SliceOp is merely illustrative and can be any other non-elementwise OP.
we expect result maybe:

#map = affine_map<(d0, d1) -> (d0, d1)>
module {
  func @fused_unfused_mix(%arg0: tensor<4x16xi32>, %arg1: tensor<4x16xi32>) -> (tensor<2x8xi32>, tensor<2x8xi32>) {
    %0 = linalg.init_tensor [4, 16] : tensor<4x16xi32>
    %1 = linalg.init_tensor [4, 16] : tensor<4x16xi32>
    %2,%3 = linalg.generic {indexing_maps = [#map, #map, #map], iterator_types = ["parallel", "parallel"]} ins(%arg0, %arg1 : tensor<4x16xi32>, tensor<4x16xi32>) outs(%0 : tensor<4x16xi32>, %1 : tensor<4x16xi32>) {
    ^bb0(%arg2: i32, %arg3: i32, %arg4: i32):
      %6 = arith.addi %arg2, %arg3 : i32
      %7 = arith.subi %6, %arg2 : i32
      %8 = arith.addi %arg2, %arg3 : i32
      %9 = arith.divsi %8, %7 : i32
      linalg.yield %7,%9 : i32,i32
    } -> (tensor<4x16xi32>, tensor<4x16xi32>)
    %4 = "tosa.slice"(%2) {size = [2, 8], start = [2, 8]} : (tensor<4x16xi32>) -> tensor<2x8xi32>
    %5 = "tosa.slice"(%3) {size = [2, 8], start = [2, 8]} : (tensor<4x16xi32>) -> tensor<2x8xi32>
    return %4, %5 : tensor<2x8xi32>, tensor<2x8xi32>
  }
}

We get this result because we always copy the Op of fusable.
Copy does solve two problems:

1. fuse cause cyclye production like this:
          fusable_operand
               \      |
                \     |- unfusable_op
                 \       /
               fusable_op0

2. fuse destroys the topology order.

when we traversal postorder and insert fusion op at others_op.loc:
    fusable_operand
             |    \
    unfusable_op   \
             |   fusable_op
             |
         others

when we traversal preorder and insert fusion op at fusable_operand.loc:
    fusable_operand
             |    \
      unfusable_op \
             | \    \
             |  fusable_op
         others

But copy behavior obviously affects performance.
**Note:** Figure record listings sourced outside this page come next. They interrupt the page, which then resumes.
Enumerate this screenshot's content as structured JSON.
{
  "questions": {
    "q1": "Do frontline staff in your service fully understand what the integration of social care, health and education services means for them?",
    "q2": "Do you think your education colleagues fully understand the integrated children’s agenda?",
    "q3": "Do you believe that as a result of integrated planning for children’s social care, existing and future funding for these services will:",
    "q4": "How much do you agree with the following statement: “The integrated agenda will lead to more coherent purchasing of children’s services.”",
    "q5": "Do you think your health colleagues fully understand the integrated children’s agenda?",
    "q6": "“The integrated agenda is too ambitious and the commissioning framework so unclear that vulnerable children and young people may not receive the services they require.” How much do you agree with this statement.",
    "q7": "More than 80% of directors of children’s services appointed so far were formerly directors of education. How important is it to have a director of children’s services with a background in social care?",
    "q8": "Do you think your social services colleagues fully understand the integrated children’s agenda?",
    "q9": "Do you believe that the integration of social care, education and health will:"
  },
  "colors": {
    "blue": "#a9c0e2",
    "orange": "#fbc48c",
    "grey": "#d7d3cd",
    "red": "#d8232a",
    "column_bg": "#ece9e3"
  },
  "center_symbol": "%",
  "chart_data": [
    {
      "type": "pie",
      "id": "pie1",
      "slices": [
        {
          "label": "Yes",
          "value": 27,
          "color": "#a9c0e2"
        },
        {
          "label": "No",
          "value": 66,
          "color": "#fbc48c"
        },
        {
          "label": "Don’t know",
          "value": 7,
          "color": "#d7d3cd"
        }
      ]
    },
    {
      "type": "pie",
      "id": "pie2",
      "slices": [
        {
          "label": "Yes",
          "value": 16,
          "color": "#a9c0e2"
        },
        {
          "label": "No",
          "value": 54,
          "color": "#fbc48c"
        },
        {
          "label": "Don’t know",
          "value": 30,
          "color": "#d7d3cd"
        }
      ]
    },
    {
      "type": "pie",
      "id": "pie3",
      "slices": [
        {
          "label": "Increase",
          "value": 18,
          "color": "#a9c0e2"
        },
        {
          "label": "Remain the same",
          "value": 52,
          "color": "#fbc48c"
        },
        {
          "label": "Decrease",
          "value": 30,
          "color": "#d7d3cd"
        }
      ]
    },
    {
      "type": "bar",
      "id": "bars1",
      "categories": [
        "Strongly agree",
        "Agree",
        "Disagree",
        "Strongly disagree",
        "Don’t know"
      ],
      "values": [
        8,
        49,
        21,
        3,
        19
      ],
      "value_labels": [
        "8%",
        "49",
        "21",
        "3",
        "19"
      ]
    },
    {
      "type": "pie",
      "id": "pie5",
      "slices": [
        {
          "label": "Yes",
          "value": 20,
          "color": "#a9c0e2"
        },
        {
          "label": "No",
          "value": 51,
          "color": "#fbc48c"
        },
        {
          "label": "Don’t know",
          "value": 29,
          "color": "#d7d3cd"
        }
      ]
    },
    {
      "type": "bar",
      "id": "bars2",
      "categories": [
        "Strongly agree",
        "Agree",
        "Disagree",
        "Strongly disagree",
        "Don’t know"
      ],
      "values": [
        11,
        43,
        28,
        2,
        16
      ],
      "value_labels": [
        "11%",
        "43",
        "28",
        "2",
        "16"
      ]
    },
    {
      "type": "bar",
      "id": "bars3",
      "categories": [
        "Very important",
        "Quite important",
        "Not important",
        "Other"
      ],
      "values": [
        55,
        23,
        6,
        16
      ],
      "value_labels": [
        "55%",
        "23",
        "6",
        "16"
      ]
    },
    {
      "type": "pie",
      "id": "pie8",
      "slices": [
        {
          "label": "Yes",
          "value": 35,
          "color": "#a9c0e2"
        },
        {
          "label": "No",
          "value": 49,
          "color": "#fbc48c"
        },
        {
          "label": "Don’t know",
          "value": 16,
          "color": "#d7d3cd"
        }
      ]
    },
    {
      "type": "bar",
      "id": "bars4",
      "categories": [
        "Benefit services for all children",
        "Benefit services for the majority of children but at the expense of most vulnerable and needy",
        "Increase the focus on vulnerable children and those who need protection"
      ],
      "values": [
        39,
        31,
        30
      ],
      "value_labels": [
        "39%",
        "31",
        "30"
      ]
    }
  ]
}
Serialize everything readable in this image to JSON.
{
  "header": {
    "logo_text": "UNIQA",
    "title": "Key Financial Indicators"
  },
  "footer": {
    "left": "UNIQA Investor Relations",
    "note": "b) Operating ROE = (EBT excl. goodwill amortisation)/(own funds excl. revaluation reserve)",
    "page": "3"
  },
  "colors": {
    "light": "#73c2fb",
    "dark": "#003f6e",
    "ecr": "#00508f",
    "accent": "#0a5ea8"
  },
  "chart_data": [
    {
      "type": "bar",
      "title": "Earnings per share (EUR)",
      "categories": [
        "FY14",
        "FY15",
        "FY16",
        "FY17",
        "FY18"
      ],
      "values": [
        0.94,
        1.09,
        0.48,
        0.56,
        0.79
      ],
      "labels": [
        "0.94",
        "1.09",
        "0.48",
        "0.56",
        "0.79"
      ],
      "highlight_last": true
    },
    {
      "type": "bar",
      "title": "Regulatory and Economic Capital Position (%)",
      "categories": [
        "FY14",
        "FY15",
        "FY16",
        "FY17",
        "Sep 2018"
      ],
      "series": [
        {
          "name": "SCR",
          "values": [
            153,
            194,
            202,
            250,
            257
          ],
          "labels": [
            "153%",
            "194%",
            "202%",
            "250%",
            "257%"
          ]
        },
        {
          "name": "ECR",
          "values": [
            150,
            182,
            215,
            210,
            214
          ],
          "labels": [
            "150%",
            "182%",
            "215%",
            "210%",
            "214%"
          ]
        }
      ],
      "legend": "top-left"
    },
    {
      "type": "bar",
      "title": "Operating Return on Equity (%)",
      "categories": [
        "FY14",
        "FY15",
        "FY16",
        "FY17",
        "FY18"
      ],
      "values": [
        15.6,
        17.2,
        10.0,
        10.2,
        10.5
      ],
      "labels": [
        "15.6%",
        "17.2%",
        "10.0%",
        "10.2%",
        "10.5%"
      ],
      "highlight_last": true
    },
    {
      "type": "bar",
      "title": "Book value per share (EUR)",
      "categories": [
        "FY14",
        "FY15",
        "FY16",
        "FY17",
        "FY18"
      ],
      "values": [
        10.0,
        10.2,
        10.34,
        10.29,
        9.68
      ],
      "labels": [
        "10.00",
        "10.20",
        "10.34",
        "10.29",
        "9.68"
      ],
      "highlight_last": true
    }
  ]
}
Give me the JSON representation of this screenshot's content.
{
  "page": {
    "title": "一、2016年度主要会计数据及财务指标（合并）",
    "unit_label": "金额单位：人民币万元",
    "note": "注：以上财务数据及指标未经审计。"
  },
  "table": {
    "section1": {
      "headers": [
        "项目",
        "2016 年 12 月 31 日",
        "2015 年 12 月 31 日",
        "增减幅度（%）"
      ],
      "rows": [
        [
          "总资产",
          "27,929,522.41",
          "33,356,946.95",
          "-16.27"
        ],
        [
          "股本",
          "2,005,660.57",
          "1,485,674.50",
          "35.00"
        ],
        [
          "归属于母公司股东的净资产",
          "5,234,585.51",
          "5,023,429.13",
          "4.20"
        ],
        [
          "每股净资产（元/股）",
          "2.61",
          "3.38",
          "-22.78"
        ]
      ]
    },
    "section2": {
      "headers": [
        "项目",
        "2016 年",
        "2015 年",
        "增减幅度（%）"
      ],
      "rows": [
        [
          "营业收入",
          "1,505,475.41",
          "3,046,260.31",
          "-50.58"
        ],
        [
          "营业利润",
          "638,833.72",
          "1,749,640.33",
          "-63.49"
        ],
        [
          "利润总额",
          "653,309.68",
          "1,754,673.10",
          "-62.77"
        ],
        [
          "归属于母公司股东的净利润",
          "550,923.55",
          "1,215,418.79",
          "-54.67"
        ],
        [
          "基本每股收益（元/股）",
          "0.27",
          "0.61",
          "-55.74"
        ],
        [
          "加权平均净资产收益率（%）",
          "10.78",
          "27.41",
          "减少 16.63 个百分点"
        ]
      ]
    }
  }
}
For the second case, we may do partial topological sorting in the interval of fuseOps, but for the first case, we need to evaluate whether to copy or break not to do fuse.

I think for the fusion pass, postorder may be more suitable for us. Because the data stream is converged, so we can do more fusion.

If the above is not the behavior we expect, maybe I can help with something, I’m interested in that.